第20章 Book I(19)
According to his design, no Roman Catholic state was to have cause to think this preparation aimed against itself, or to make the quarrel of Austria its own. Religion was in nowise to be mixed up with the matter.
But how could the German princes forget their own purposes in furthering the plans of Henry? Actuated as they were by the desire of aggrandizement and by religious hatred, was it to be supposed that they would not gratify, in every passing opportunity, their ruling passions to the utmost? Like vultures, they stooped upon the territories of the ecclesiastical princes, and always chose those rich countries for their quarters, though to reach them they must make ever so wide a detour from their direct route.
They levied contributions as in an enemy's country, seized upon the revenues, and exacted, by violence, what they could not obtain of free-will.
Not to leave the Roman Catholics in doubt as to the true objects of their expedition, they announced, openly and intelligibly enough, the fate that awaited the property of the church. So little had Henry IV. and the German princes understood each other in their plan of operations, so much had the excellent king been mistaken in his instruments.
It is an unfailing maxim, that, if policy enjoins an act of violence, its execution ought never to be entrusted to the violent;and that he only ought to be trusted with the violation of order by whom order is held sacred.
Both the past conduct of the Union, which was condemned even by several of the evangelical states, and the apprehension of even worse treatment, aroused the Roman Catholics to something beyond mere inactive indignation.
As to the Emperor, his authority had sunk too low to afford them any security against such an enemy. It was their Union that rendered the confederates so formidable and so insolent; and another union must now be opposed to them.
The Bishop of Wurtzburg formed the plan of the Catholic union, which was distinguished from the evangelical by the title of the League.
The objects agreed upon were nearly the same as those which constituted the groundwork of the Union. Bishops formed its principal members, and at its head was placed Maximilian, Duke of Bavaria.

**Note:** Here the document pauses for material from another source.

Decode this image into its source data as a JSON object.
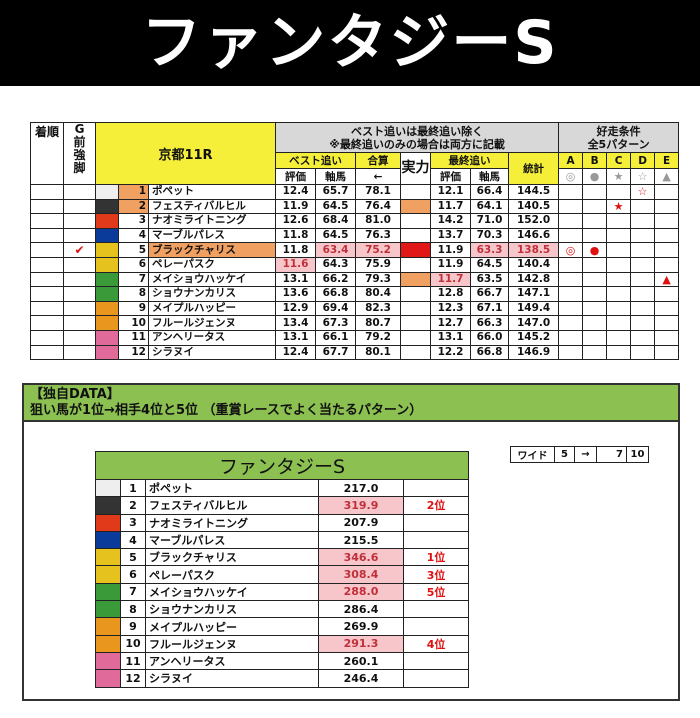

As the only influential secular member of the confederacy, he was entrusted with far more extensive powers than the Protestants had committed to their chief. In addition to the duke's being the sole head of the League's military power, whereby their operations acquired a speed and weight unattainable by the Union, they had also the advantage that supplies flowed in much more regularly from the rich prelates, than the latter could obtain them from the poor evangelical states. Without offering to the Emperor, as the sovereign of a Roman Catholic state, any share in their confederacy, without even communicating its existence to him as emperor, the League arose at once formidable and threatening; with strength sufficient to crush the Protestant Union and to maintain itself under three emperors.
It contended, indeed, for Austria, in so far as it fought against the Protestant princes; but Austria herself had soon cause to tremble before it.

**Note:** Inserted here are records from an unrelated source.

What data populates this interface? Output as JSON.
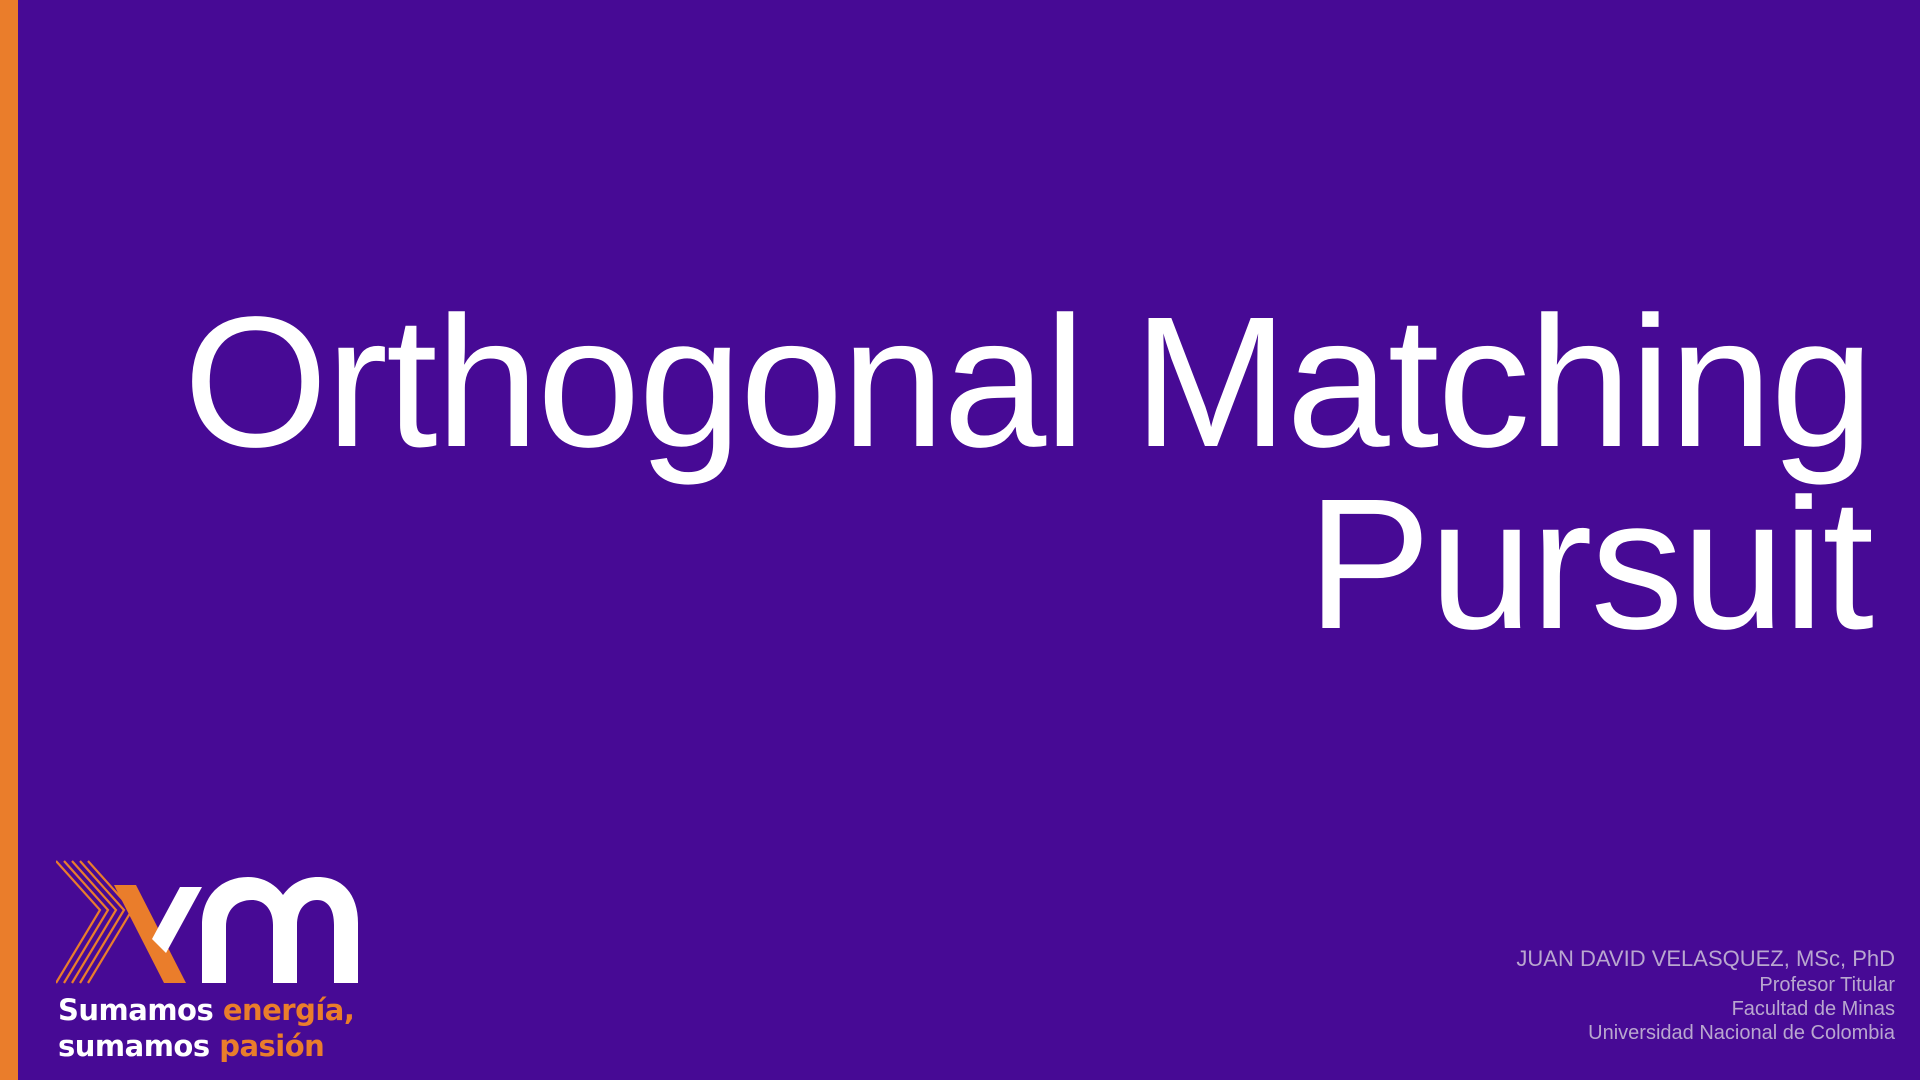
{
  "slide": {
    "title_line1": "Orthogonal Matching",
    "title_line2": "Pursuit",
    "background_color": "#470a95",
    "accent_color": "#ea7d2b"
  },
  "logo": {
    "brand": "xm",
    "tagline_line1_a": "Sumamos ",
    "tagline_line1_b": "energía,",
    "tagline_line2_a": "sumamos ",
    "tagline_line2_b": "pasión"
  },
  "author": {
    "name": "JUAN DAVID VELASQUEZ, MSc, PhD",
    "position": "Profesor Titular",
    "faculty": "Facultad de Minas",
    "university": "Universidad Nacional de Colombia"
  }
}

The arms of the Union had, in the meantime, been tolerably successful in Juliers and in Alsace; Juliers was closely blockaded, and the whole bishopric of Strasburg was in their power.

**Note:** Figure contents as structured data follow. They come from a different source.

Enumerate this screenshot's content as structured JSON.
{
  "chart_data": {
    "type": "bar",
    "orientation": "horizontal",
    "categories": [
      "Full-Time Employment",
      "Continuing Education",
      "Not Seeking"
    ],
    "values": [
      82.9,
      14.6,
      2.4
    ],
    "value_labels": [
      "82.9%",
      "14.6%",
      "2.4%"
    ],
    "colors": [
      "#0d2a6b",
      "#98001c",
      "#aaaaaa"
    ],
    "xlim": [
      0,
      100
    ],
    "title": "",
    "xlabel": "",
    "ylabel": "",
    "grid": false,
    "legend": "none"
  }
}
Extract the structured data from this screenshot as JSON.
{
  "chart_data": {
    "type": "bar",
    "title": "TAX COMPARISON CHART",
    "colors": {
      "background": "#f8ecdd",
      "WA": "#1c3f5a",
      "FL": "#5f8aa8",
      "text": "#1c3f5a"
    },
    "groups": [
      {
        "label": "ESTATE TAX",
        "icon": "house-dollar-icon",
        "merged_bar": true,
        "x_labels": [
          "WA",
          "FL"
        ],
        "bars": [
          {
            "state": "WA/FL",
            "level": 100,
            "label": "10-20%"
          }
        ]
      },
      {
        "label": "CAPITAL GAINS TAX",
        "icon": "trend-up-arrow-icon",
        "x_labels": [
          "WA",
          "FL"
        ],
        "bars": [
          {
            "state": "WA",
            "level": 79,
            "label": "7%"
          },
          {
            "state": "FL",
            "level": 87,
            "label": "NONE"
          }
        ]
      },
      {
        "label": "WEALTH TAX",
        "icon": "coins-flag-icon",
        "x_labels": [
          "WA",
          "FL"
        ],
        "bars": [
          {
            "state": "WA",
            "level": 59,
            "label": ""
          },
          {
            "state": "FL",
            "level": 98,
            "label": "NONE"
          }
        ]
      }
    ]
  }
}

But here their splendid achievements came to an end. No French army appeared upon the Rhine; for he who was to be its leader, he who was the animating soul of the whole enterprize, Henry IV., was no more!
Their supplies were on the wane; the Estates refused to grant new subsidies;and the confederate free cities were offended that their money should be liberally, but their advice so sparingly called for.
Especially were they displeased at being put to expense for the expedition against Juliers, which had been expressly excluded from the affairs of the Union -- at the united princes appropriating to themselves large pensions out of the common treasure -- and, above all, at their refusing to give any account of its expenditure.
The Union was thus verging to its fall, at the moment when the League started to oppose it in the vigour of its strength. Want of supplies disabled the confederates from any longer keeping the field.
And yet it was dangerous to lay down their weapons in the sight of an armed enemy. To secure themselves at least on one side, they hastened to conclude a peace with their old enemy, the Archduke Leopold;and both parties agreed to withdraw their troops from Alsace, to exchange prisoners, and to bury all that had been done in oblivion.
Thus ended in nothing all these promising preparations.
The same imperious tone with which the Union, in the confidence of its strength, had menaced the Roman Catholics of Germany, was now retorted by the League upon themselves and their troops.
The traces of their march were pointed out to them, and plainly branded with the hard epithets they had deserved. The chapters of Wurtzburg, Bamberg, Strasburg, Mentz, Treves, Cologne, and several others, had experienced their destructive presence; to all these the damage done was to be made good, the free passage by land and by water restored, (for the Protestants had even seized on the navigation of the Rhine,)and everything replaced on its former footing. Above all, the parties to the Union were called on to declare expressly and unequivocally its intentions. It was now their turn to yield to superior strength.
They had not calculated on so formidable an opponent; but they themselves had taught the Roman Catholics the secret of their strength.
It was humiliating to their pride to sue for peace, but they might think themselves fortunate in obtaining it.
The one party promised restitution, the other forgiveness.